The recipe calls for 7-10 days primary, then racking to secondary until completion. This is more of an experiment for me and i really don't want to tie up my beer fermentors for an extended period... so I thought I'd dust off the old 3 gal carboy and do a single stage fermentation. Is this okay for mead, or should I really be including a secondary stage? If okay, any risk of blow off with 3 gals liquid and an airlock?

Thanks in advance for any advice on this...
 
All my hydromels ( less that 9% abv) are primary only. I have a vanilla Hydromel that I started a little while ago and it's ready to bottle whenever I feel the vanilla is where I want it. (it will also be sparkling).

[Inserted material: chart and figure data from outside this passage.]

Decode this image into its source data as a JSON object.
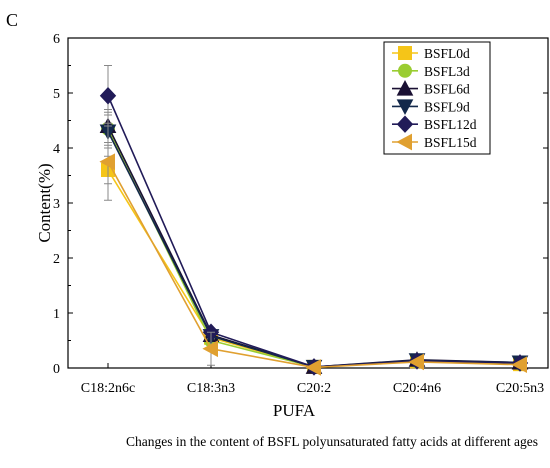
{
  "panel_label": "C",
  "caption": "Changes in the content of BSFL polyunsaturated fatty acids at different ages",
  "chart_data": {
    "type": "line",
    "xlabel": "PUFA",
    "ylabel": "Content(%)",
    "categories": [
      "C18:2n6c",
      "C18:3n3",
      "C20:2",
      "C20:4n6",
      "C20:5n3"
    ],
    "ylim": [
      0,
      6
    ],
    "yticks": [
      0,
      1,
      2,
      3,
      4,
      5,
      6
    ],
    "grid": false,
    "legend_position": "top-right",
    "series": [
      {
        "name": "BSFL0d",
        "values": [
          3.6,
          0.55,
          0.02,
          0.12,
          0.07
        ],
        "error": [
          0.25,
          0.05,
          0.01,
          0.02,
          0.02
        ],
        "color": "#F5C518",
        "marker": "square"
      },
      {
        "name": "BSFL3d",
        "values": [
          4.35,
          0.5,
          0.02,
          0.12,
          0.08
        ],
        "error": [
          0.3,
          0.05,
          0.01,
          0.02,
          0.02
        ],
        "color": "#9ACD32",
        "marker": "circle"
      },
      {
        "name": "BSFL6d",
        "values": [
          4.4,
          0.6,
          0.02,
          0.15,
          0.1
        ],
        "error": [
          0.3,
          0.05,
          0.01,
          0.02,
          0.02
        ],
        "color": "#1A1033",
        "marker": "triangle-up"
      },
      {
        "name": "BSFL9d",
        "values": [
          4.3,
          0.58,
          0.02,
          0.14,
          0.1
        ],
        "error": [
          0.3,
          0.05,
          0.01,
          0.02,
          0.02
        ],
        "color": "#13294B",
        "marker": "triangle-down"
      },
      {
        "name": "BSFL12d",
        "values": [
          4.95,
          0.65,
          0.02,
          0.13,
          0.09
        ],
        "error": [
          0.55,
          0.06,
          0.01,
          0.02,
          0.02
        ],
        "color": "#211B58",
        "marker": "diamond"
      },
      {
        "name": "BSFL15d",
        "values": [
          3.75,
          0.35,
          0.01,
          0.11,
          0.06
        ],
        "error": [
          0.7,
          0.3,
          0.01,
          0.02,
          0.02
        ],
        "color": "#E0A030",
        "marker": "triangle-left"
      }
    ]
  }
}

The reason for secondary in mead is to get the mead off of bulk lees, so the yeast bed can't contribute off flavors down the bulk aging. But when you are working with a hydromel, your schedule from pitch to bottle is from 30-60 days. So as long as you didn't use 71B or whatever that yeast is that is prone to off flavors after ferment, you're fine.

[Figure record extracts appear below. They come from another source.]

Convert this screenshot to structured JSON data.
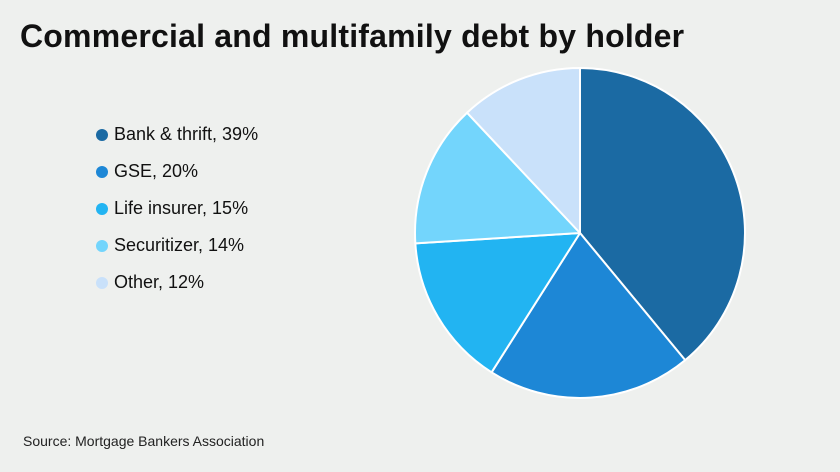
{
  "title": "Commercial and multifamily debt by holder",
  "source": "Source: Mortgage Bankers Association",
  "chart_data": {
    "type": "pie",
    "title": "Commercial and multifamily debt by holder",
    "legend_position": "left",
    "slices": [
      {
        "label": "Bank & thrift, 39%",
        "name": "Bank & thrift",
        "value": 39,
        "color": "#1b6aa3"
      },
      {
        "label": "GSE, 20%",
        "name": "GSE",
        "value": 20,
        "color": "#1d87d6"
      },
      {
        "label": "Life insurer, 15%",
        "name": "Life insurer",
        "value": 15,
        "color": "#22b4f2"
      },
      {
        "label": "Securitizer, 14%",
        "name": "Securitizer",
        "value": 14,
        "color": "#73d5fc"
      },
      {
        "label": "Other, 12%",
        "name": "Other",
        "value": 12,
        "color": "#c9e1fa"
      }
    ]
  }
}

Edit: Needing a blowoff in secondary will not be needed unnless you're adding fruit or anything. But I don't get nearly as much escaping mead as I do with beer. If you feel you may have overfilled your carboy, a blowoff tube won't hurt.
 
All my hydromels ( less that 9% abv) are primary only. I have a vanilla Hydromel that I started a little while ago and it's ready to bottle whenever I feel the vanilla is where I want it. (it will also be sparkling).

The reason for secondary in mead is to get the mead off of bulk lees, so the yeast bed can't contribute off flavors down the bulk aging. But when you are working with a hydromel, your schedule from pitch to bottle is from 30-60 days. So as long as you didn't use 71B or whatever that yeast is that is prone to off flavors after ferment, you're fine.

Edit: Needing a blowoff in secondary will not be needed unnless you're adding fruit or anything. But I don't get nearly as much escaping mead as I do with beer. If you feel you may have overfilled your carboy, a blowoff tube won't hurt.

Thank you for the detailed explanation and sorry for not acknowledging earlier...lost track of this thread in all my beer related posts.